The question is: A vector $\overrightarrow{R}(t)$ is a function of variable t, integrate the following equation two times $\frac{\text{d}^{2}\overrightarrow{R}(t)}{\text{d}t^{2}}\cdot\overrightarrow{R}(t)+\frac{\text{d}\overrightarrow{R}(t)}{\text{d}t}\cdot\frac{\text{d}\overrightarrow{R}(t)}{\text{d}t}=0$ and prove that $|\overrightarrow{R}|=\sqrt{Ct+D}$ where C, D the integration constants.
So far I have managed only the first integration using the following: $\frac{\text{d}^{2}\overrightarrow{R}(t)}{\text{d}t^{2}}\cdot\overrightarrow{R}(t)+\frac{\text{d}\overrightarrow{R}(t)}{\text{d}t}\cdot\frac{\text{d}\overrightarrow{R}(t)}{\text{d}t}=0\Leftrightarrow\frac{\text{d}}{\text{d}t}(\frac{\text{d}\overrightarrow{R}(t)}{\text{d}t}\cdot\overrightarrow{R}(t))=0\Leftrightarrow\frac{\text{d}\overrightarrow{R}(t)}{\text{d}t}\cdot\overrightarrow{R}(t)=C$.
And I am stuck here, so any help will be more than accepted, thank you for your time.
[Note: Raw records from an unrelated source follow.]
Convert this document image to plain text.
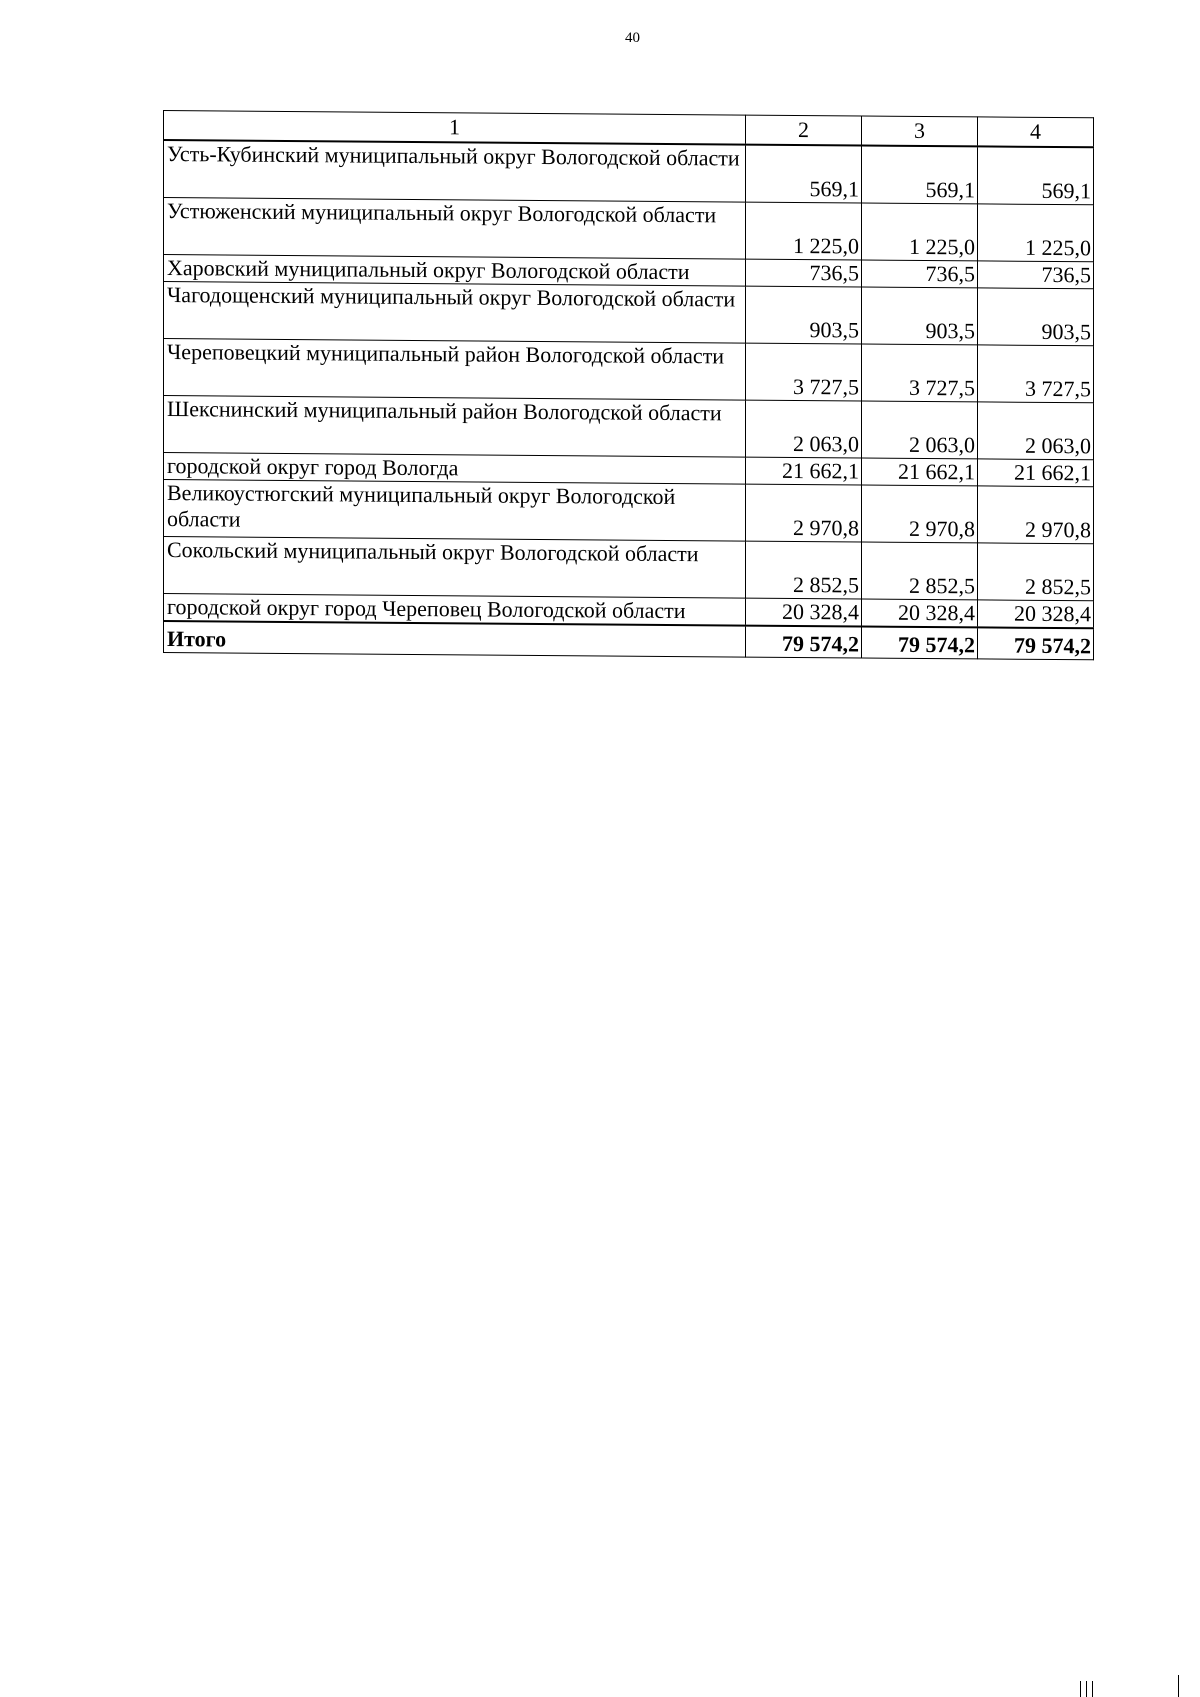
40
1	2	3	4
Усть-Кубинский муниципальный округ Вологодской области	569,1	569,1	569,1
Устюженский муниципальный округ Вологодской области	1 225,0	1 225,0	1 225,0
Харовский муниципальный округ Вологодской области	736,5	736,5	736,5
Чагодощенский муниципальный округ Вологодской области	903,5	903,5	903,5
Череповецкий муниципальный район Вологодской области	3 727,5	3 727,5	3 727,5
Шекснинский муниципальный район Вологодской области	2 063,0	2 063,0	2 063,0
городской округ город Вологда	21 662,1	21 662,1	21 662,1
Великоустюгский муниципальный округ Вологодской области	2 970,8	2 970,8	2 970,8
Сокольский муниципальный округ Вологодской области	2 852,5	2 852,5	2 852,5
городской округ город Череповец Вологодской области	20 328,4	20 328,4	20 328,4
Итого	79 574,2	79 574,2	79 574,2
For the other step, note that
$$ \frac{d}{dt} |\vec{R}(t)|^2 = \frac{d}{dt} \left( \vec{R}(t) \cdot \vec{R}(t) \right) = \frac{d}{dt} \vec{R}(t) \cdot \vec{R}(t) + \vec{R}(t) \cdot \frac{d}{dt} \vec{R}(t) = 2 \left( \frac{d}{dt} \vec{R}(t) \cdot \vec{R}(t) \right). $$